An analysis of coupled salt bridge and Zn²⁺-ligand distance changes in Zn²⁺-constrained (Hv1 F·Zn²⁺ c5) and unconstrained (Hv1 F·Zn²⁺ c0) MD simulations further supports the idea that Zn²⁺ occupancy of the primary extracellular His₂-Glu binding site is allosterically coupled to changes in ICN structure. We therefore hypothesize that MD simulations elaborate a conformational coupling mechanism for Zn²⁺ modulation of G_AQ gating in Hv1. The effect of E^2.53 neutralization to decrease Zn²⁺ potency shows that changes in ICN structure reciprocally alter Zn²⁺ coordination, further supporting the conformational coupling hypothesis. The allosteric interaction between extracellular Zn²⁺ and ICN residues occurs over a long distance: E^2.53-C_α is 19.9 ± 0.3 Å or 24.1 ± 0.6 Å (mean ± SD during 120 ns Hv1 F·Zn²⁺ c0 MD simulation) away from H^2.40-C_α or H^3.71-C_α, respectively.

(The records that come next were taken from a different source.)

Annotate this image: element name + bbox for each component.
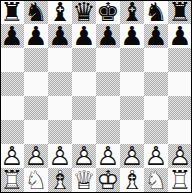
- piece-white-knight: ♞♘: [24, 168, 48, 192]
- piece-white-rook: ♜♖: [0, 168, 24, 192]
- square-e4[interactable]: [96, 96, 120, 120]
- white-piece-outline: ♖: [0, 168, 24, 192]
- square-a7[interactable]: ♟: [0, 24, 24, 48]
- square-d7[interactable]: ♟: [72, 24, 96, 48]
- black-piece-glyph: ♟: [24, 24, 48, 48]
- piece-black-pawn: ♟: [24, 24, 48, 48]
- square-d5[interactable]: [72, 72, 96, 96]
- black-piece-glyph: ♟: [48, 24, 72, 48]
- black-piece-glyph: ♟: [72, 24, 96, 48]
- square-f5[interactable]: [120, 72, 144, 96]
- square-b1[interactable]: ♞♘: [24, 168, 48, 192]
- square-b6[interactable]: [24, 48, 48, 72]
- square-h7[interactable]: ♟: [168, 24, 192, 48]
- square-c1[interactable]: ♝♗: [48, 168, 72, 192]
- piece-black-pawn: ♟: [120, 24, 144, 48]
- piece-white-bishop: ♝♗: [120, 168, 144, 192]
- chess-board: ♜♞♝♛♚♝♞♜♟♟♟♟♟♟♟♟♟♙♟♙♟♙♟♙♟♙♟♙♟♙♟♙♜♖♞♘♝♗♛♕…: [0, 0, 192, 193]
- white-piece-outline: ♗: [48, 168, 72, 192]
- piece-black-pawn: ♟: [48, 24, 72, 48]
- square-g1[interactable]: ♞♘: [144, 168, 168, 192]
- piece-black-pawn: ♟: [168, 24, 192, 48]
- square-g6[interactable]: [144, 48, 168, 72]
- piece-black-pawn: ♟: [0, 24, 24, 48]
- square-f6[interactable]: [120, 48, 144, 72]
- square-f1[interactable]: ♝♗: [120, 168, 144, 192]
- black-piece-glyph: ♟: [168, 24, 192, 48]
- square-g4[interactable]: [144, 96, 168, 120]
- white-piece-outline: ♖: [168, 168, 192, 192]
- piece-black-pawn: ♟: [144, 24, 168, 48]
- square-a4[interactable]: [0, 96, 24, 120]
- square-e7[interactable]: ♟: [96, 24, 120, 48]
- piece-white-rook: ♜♖: [168, 168, 192, 192]
- square-a6[interactable]: [0, 48, 24, 72]
- piece-black-pawn: ♟: [96, 24, 120, 48]
- square-d1[interactable]: ♛♕: [72, 168, 96, 192]
- white-piece-outline: ♕: [72, 168, 96, 192]
- square-g7[interactable]: ♟: [144, 24, 168, 48]
- piece-white-king: ♚♔: [96, 168, 120, 192]
- piece-white-knight: ♞♘: [144, 168, 168, 192]
- square-g5[interactable]: [144, 72, 168, 96]
- square-f7[interactable]: ♟: [120, 24, 144, 48]
- square-e6[interactable]: [96, 48, 120, 72]
- square-e5[interactable]: [96, 72, 120, 96]
- black-piece-glyph: ♟: [144, 24, 168, 48]
- white-piece-outline: ♗: [120, 168, 144, 192]
- square-e1[interactable]: ♚♔: [96, 168, 120, 192]
- square-f4[interactable]: [120, 96, 144, 120]
- square-h1[interactable]: ♜♖: [168, 168, 192, 192]
- square-c5[interactable]: [48, 72, 72, 96]
- square-b4[interactable]: [24, 96, 48, 120]
- black-piece-glyph: ♟: [96, 24, 120, 48]
- black-piece-glyph: ♟: [0, 24, 24, 48]
- square-b7[interactable]: ♟: [24, 24, 48, 48]
- board-grid: ♜♞♝♛♚♝♞♜♟♟♟♟♟♟♟♟♟♙♟♙♟♙♟♙♟♙♟♙♟♙♟♙♜♖♞♘♝♗♛♕…: [0, 0, 192, 192]
- square-a1[interactable]: ♜♖: [0, 168, 24, 192]
- square-h5[interactable]: [168, 72, 192, 96]
- square-h6[interactable]: [168, 48, 192, 72]
- square-b5[interactable]: [24, 72, 48, 96]
- piece-white-bishop: ♝♗: [48, 168, 72, 192]
- square-d6[interactable]: [72, 48, 96, 72]
- white-piece-outline: ♔: [96, 168, 120, 192]
- square-d4[interactable]: [72, 96, 96, 120]
- white-piece-outline: ♘: [144, 168, 168, 192]
- square-c6[interactable]: [48, 48, 72, 72]
- white-piece-outline: ♘: [24, 168, 48, 192]
- piece-black-pawn: ♟: [72, 24, 96, 48]
- square-h4[interactable]: [168, 96, 192, 120]
- piece-white-queen: ♛♕: [72, 168, 96, 192]
- black-piece-glyph: ♟: [120, 24, 144, 48]
- square-c4[interactable]: [48, 96, 72, 120]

Long-range allosteric coupling provides a structural explanation for a biophysical phenomenon that has remained unexplained since Zn²⁺-dependent modulation of native voltage-gated H⁺ currents was first measured (Thomas and Meech, 1982; Barish and Baud, 1984; Cherny and DeCoursey, 1999). Additional studies are needed to more precisely understand what causes the ICN conformational differences reported here, but we hypothesize that local structural changes at the His₂-Glu site and ICN may be readily propagated to remote sites via relatively subtle changes in side-chain chemistry (i.e., pK_a shifts at ICN side-chain atoms) that alter the strength of H-bonds and Coulombic interactions in an extended electrostatic network. Long-range electrostatic networks have been previously reported for GPCRs (Isom and Dohlman, 2015; Miao et al., 2015). Finally, we speculate that extracellular “gating modifier toxins” may elicit changes in ICN structure to alter VS activation gating in other VS domain proteins (Rogers et al., 1996; Alabi et al., 2007; Milescu et al., 2009; Salari et al., 2016) by a conformational coupling mechanism that is similar to the effect of Zn²⁺ on G_AQ gating in Hv1 postulated here.